SBAR is an acronym for Situation, Background, Assessment, Recommendation; a technique that can be used to facilitate prompt and appropriate communication. This communication model has gained popularity in healthcare settings, especially amongst professions such as physicians and nurses. It is a way for health care professionals to communicate effectively with one another, and also allows for important information to be transferred accurately. The format of SBAR allows for short, organized and predictable flow of information between professionals.

SBAR was first developed by the military, specifically for nuclear submarines. It was then used in the aviation industry, which adopted a similar model before it was put into use in health care. It was introduced to rapid response teams (RRT) at Kaiser Permanente in Colorado in 2002, to investigate patient safety. The main purpose was to alleviate communication problems traced from the differences in communication styles between healthcare professionals.
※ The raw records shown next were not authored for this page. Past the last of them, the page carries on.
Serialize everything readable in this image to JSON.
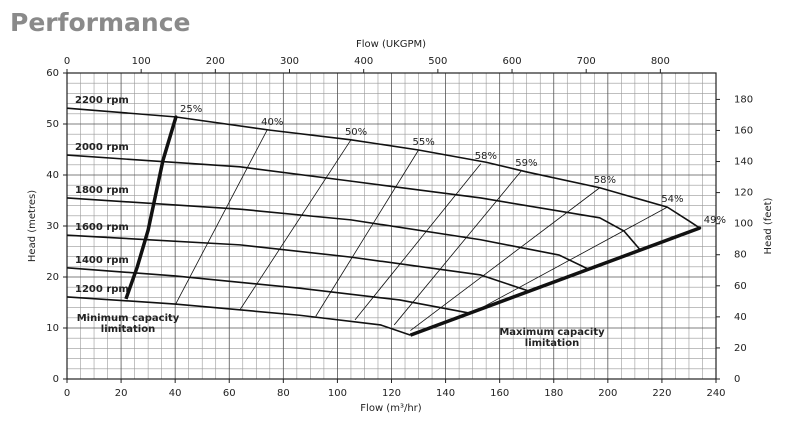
{
  "title": "Performance",
  "chart_data": {
    "type": "line",
    "xlabel": "Flow (m³/hr)",
    "ylabel": "Head (metres)",
    "x2label": "Flow (UKGPM)",
    "y2label": "Head (feet)",
    "xlim": [
      0,
      240
    ],
    "xticks": [
      0,
      20,
      40,
      60,
      80,
      100,
      120,
      140,
      160,
      180,
      200,
      220,
      240
    ],
    "ylim": [
      0,
      60
    ],
    "yticks": [
      0,
      10,
      20,
      30,
      40,
      50,
      60
    ],
    "x2lim": [
      0,
      875
    ],
    "x2ticks": [
      0,
      100,
      200,
      300,
      400,
      500,
      600,
      700,
      800
    ],
    "y2lim": [
      0,
      197
    ],
    "y2ticks": [
      0,
      20,
      40,
      60,
      80,
      100,
      120,
      140,
      160,
      180
    ],
    "grid": true,
    "color": "#111111",
    "series": [
      {
        "name": "2200 rpm",
        "x": [
          0,
          40,
          75,
          105,
          130,
          155,
          170,
          197,
          222,
          230,
          234
        ],
        "values": [
          53.1,
          51.4,
          48.8,
          46.9,
          44.9,
          42.5,
          40.6,
          37.5,
          33.7,
          31,
          29.6
        ]
      },
      {
        "name": "2000 rpm",
        "x": [
          0,
          64,
          105,
          153,
          197,
          206,
          212
        ],
        "values": [
          43.9,
          41.6,
          38.8,
          35.5,
          31.6,
          29,
          25.3
        ]
      },
      {
        "name": "1800 rpm",
        "x": [
          0,
          64,
          105,
          153,
          182,
          193
        ],
        "values": [
          35.5,
          33.3,
          31.2,
          27.3,
          24.3,
          21.5
        ]
      },
      {
        "name": "1600 rpm",
        "x": [
          0,
          64,
          105,
          153,
          171
        ],
        "values": [
          28.2,
          26.3,
          23.9,
          20.4,
          17.2
        ]
      },
      {
        "name": "1400 rpm",
        "x": [
          0,
          40,
          86,
          123,
          149
        ],
        "values": [
          21.8,
          20.2,
          17.8,
          15.5,
          12.9
        ]
      },
      {
        "name": "1200 rpm",
        "x": [
          0,
          40,
          86,
          116,
          127
        ],
        "values": [
          16.1,
          14.7,
          12.5,
          10.6,
          8.6
        ]
      }
    ],
    "efficiency": [
      {
        "name": "25%",
        "x": [
          40.3
        ],
        "values": [
          51.4
        ]
      },
      {
        "name": "40%",
        "x": [
          40,
          74
        ],
        "values": [
          14.5,
          48.8
        ]
      },
      {
        "name": "50%",
        "x": [
          64,
          105
        ],
        "values": [
          13.6,
          46.9
        ]
      },
      {
        "name": "55%",
        "x": [
          92,
          130
        ],
        "values": [
          12.3,
          44.9
        ]
      },
      {
        "name": "58%",
        "x": [
          106.5,
          153
        ],
        "values": [
          11.6,
          42.2
        ]
      },
      {
        "name": "59%",
        "x": [
          121,
          168
        ],
        "values": [
          10.6,
          40.8
        ]
      },
      {
        "name": "58%",
        "x": [
          127,
          197
        ],
        "values": [
          9.5,
          37.5
        ]
      },
      {
        "name": "54%",
        "x": [
          150,
          222
        ],
        "values": [
          13,
          33.7
        ]
      },
      {
        "name": "49%",
        "x": [
          234
        ],
        "values": [
          29.6
        ]
      }
    ],
    "limits": [
      {
        "label": [
          "Minimum capacity",
          "limitation"
        ],
        "x": [
          21.8,
          26,
          30,
          35.5,
          40.3
        ],
        "values": [
          15.7,
          22,
          29.2,
          42.9,
          51.4
        ]
      },
      {
        "label": [
          "Maximum capacity",
          "limitation"
        ],
        "x": [
          127,
          234
        ],
        "values": [
          8.6,
          29.6
        ]
      }
    ]
  }
}
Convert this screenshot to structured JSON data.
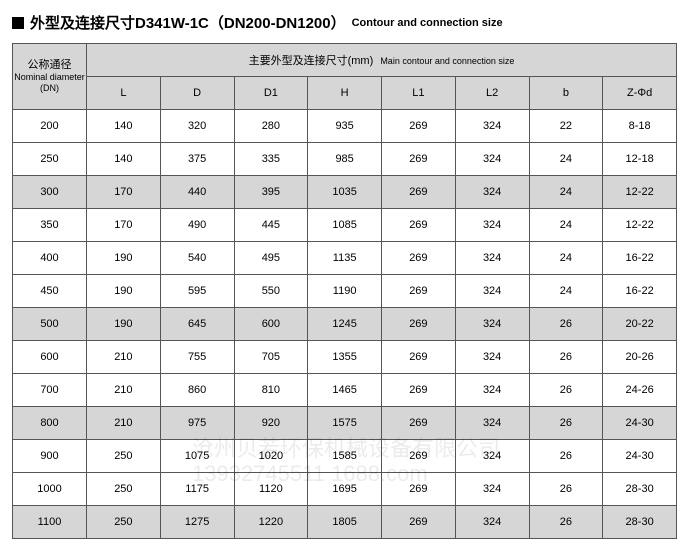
{
  "title": {
    "main": "外型及连接尺寸D341W-1C（DN200-DN1200）",
    "sub": "Contour and connection size"
  },
  "header": {
    "dn_cn": "公称通径",
    "dn_en": "Nominal diameter",
    "dn_unit": "(DN)",
    "group_cn": "主要外型及连接尺寸(mm)",
    "group_en": "Main contour and connection size",
    "cols": [
      "L",
      "D",
      "D1",
      "H",
      "L1",
      "L2",
      "b",
      "Z-Φd"
    ]
  },
  "rows": [
    {
      "dn": "200",
      "v": [
        "140",
        "320",
        "280",
        "935",
        "269",
        "324",
        "22",
        "8-18"
      ],
      "stripe": false
    },
    {
      "dn": "250",
      "v": [
        "140",
        "375",
        "335",
        "985",
        "269",
        "324",
        "24",
        "12-18"
      ],
      "stripe": false
    },
    {
      "dn": "300",
      "v": [
        "170",
        "440",
        "395",
        "1035",
        "269",
        "324",
        "24",
        "12-22"
      ],
      "stripe": true
    },
    {
      "dn": "350",
      "v": [
        "170",
        "490",
        "445",
        "1085",
        "269",
        "324",
        "24",
        "12-22"
      ],
      "stripe": false
    },
    {
      "dn": "400",
      "v": [
        "190",
        "540",
        "495",
        "1135",
        "269",
        "324",
        "24",
        "16-22"
      ],
      "stripe": false
    },
    {
      "dn": "450",
      "v": [
        "190",
        "595",
        "550",
        "1190",
        "269",
        "324",
        "24",
        "16-22"
      ],
      "stripe": false
    },
    {
      "dn": "500",
      "v": [
        "190",
        "645",
        "600",
        "1245",
        "269",
        "324",
        "26",
        "20-22"
      ],
      "stripe": true
    },
    {
      "dn": "600",
      "v": [
        "210",
        "755",
        "705",
        "1355",
        "269",
        "324",
        "26",
        "20-26"
      ],
      "stripe": false
    },
    {
      "dn": "700",
      "v": [
        "210",
        "860",
        "810",
        "1465",
        "269",
        "324",
        "26",
        "24-26"
      ],
      "stripe": false
    },
    {
      "dn": "800",
      "v": [
        "210",
        "975",
        "920",
        "1575",
        "269",
        "324",
        "26",
        "24-30"
      ],
      "stripe": true
    },
    {
      "dn": "900",
      "v": [
        "250",
        "1075",
        "1020",
        "1585",
        "269",
        "324",
        "26",
        "24-30"
      ],
      "stripe": false
    },
    {
      "dn": "1000",
      "v": [
        "250",
        "1175",
        "1120",
        "1695",
        "269",
        "324",
        "26",
        "28-30"
      ],
      "stripe": false
    },
    {
      "dn": "1100",
      "v": [
        "250",
        "1275",
        "1220",
        "1805",
        "269",
        "324",
        "26",
        "28-30"
      ],
      "stripe": true
    }
  ],
  "watermark": {
    "line1": "沧州贝若环保机械设备有限公司",
    "line2": "13932745511  1688.com"
  }
}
SBAR was later adopted by many other health care organizations. It is among the most popular handover mnemonic systems in use.

It is now widely recommended in healthcare communication. For instance, the Royal College of Physicians of London, United Kingdom, recommends the use of SBAR during the handover of care between medical teams when treating patients who are seriously ill or at risk of deteriorating. SBAR is an included tool in the Interventions to Reduce Acute Care Transfers (INTERACT II) project, a US measure to reduce rehospitalization among residents of long-term care (LTC) facilities.
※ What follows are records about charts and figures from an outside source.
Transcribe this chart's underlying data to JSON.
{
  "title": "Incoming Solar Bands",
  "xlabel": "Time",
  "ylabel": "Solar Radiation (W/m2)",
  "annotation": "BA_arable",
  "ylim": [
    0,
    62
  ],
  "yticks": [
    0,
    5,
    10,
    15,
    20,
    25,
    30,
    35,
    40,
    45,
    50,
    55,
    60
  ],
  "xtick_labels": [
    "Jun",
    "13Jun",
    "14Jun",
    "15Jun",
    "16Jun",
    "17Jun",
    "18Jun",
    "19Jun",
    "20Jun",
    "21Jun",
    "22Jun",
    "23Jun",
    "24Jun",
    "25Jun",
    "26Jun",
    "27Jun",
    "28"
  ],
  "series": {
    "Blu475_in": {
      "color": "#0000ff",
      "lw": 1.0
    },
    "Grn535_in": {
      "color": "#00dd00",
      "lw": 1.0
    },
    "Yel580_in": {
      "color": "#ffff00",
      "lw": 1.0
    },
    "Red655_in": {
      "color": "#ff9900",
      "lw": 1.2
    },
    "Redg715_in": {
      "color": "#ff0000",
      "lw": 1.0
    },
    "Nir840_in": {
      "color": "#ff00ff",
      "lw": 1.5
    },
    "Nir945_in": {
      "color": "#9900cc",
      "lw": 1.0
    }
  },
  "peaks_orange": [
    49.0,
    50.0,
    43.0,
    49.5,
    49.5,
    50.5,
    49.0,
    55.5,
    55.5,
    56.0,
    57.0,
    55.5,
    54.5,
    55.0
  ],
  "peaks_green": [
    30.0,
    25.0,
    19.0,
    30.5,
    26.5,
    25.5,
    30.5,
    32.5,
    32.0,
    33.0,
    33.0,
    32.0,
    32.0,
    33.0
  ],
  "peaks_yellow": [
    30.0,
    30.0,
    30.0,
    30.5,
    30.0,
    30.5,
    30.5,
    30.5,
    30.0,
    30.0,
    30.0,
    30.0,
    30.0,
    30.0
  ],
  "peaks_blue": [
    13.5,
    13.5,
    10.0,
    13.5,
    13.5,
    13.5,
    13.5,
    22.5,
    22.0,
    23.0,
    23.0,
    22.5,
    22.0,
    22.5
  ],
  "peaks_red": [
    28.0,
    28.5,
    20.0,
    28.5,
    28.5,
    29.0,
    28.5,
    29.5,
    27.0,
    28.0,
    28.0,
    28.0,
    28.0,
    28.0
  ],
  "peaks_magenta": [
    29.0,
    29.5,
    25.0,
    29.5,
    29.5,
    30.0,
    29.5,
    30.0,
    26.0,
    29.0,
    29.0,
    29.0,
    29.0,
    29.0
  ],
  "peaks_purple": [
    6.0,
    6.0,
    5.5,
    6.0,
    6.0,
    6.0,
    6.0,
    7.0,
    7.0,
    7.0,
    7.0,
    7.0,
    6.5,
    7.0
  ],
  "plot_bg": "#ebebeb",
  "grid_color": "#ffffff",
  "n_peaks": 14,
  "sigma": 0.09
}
A few things are necessary for a health care professional to know before beginning an SBAR conversation. A thorough assessment of the patient should be done. The patient’s chart should be on hand with a list of current medications, allergies, IV fluids, and labs. Vital signs should be completed before making the call, and the patient's code status should be known and reported.

This part of SBAR determines what is going on and why health care professionals are needed. Health care professionals become familiar with the environment and the patient. Identify the problem and concern and provide a brief description of it. Be able to describe what is going on with the patient and why they are experiencing what is going on. During this stage of the communication the main goal is to communicate what is happening. It is recommended that this element be brief and last no more than 10 seconds.

It is recommended that health care professionals identify the person with whom they are speaking, to introduce oneself (including title or role) and where one is calling from. Providing information about the patient such as name, age, sex, and reason for admission is also important. Lastly, the health care professional is to communicate the patient's status (such as chest pain or nausea).

The goal of background is to be able to identify and provide the diagnosis or reason for the patient’s admission, their medical status, and history. The background is also the place to determine the reason or context of the patient's visit. During this stage the patient's chart is ready and as much important medical-based information is provided to set up the assessment of data. Examples of medical-based information include date and reason for admission, most recent vital signs and vital signs outside of normal parameters, current medications, allergies, and labs, code status, and other clinically important information.

At this stage, the situation is surveyed to determine the most appropriate course of action. Here the medical professional states what they believe the problem is based on current assessments and medical findings. The assessment should include a focused assessment of problem areas, all lines coming in and out of the patient's body, input and output, bowel and bladder, nutrition, and pain status. Any impertinent information is avoided unless asked for.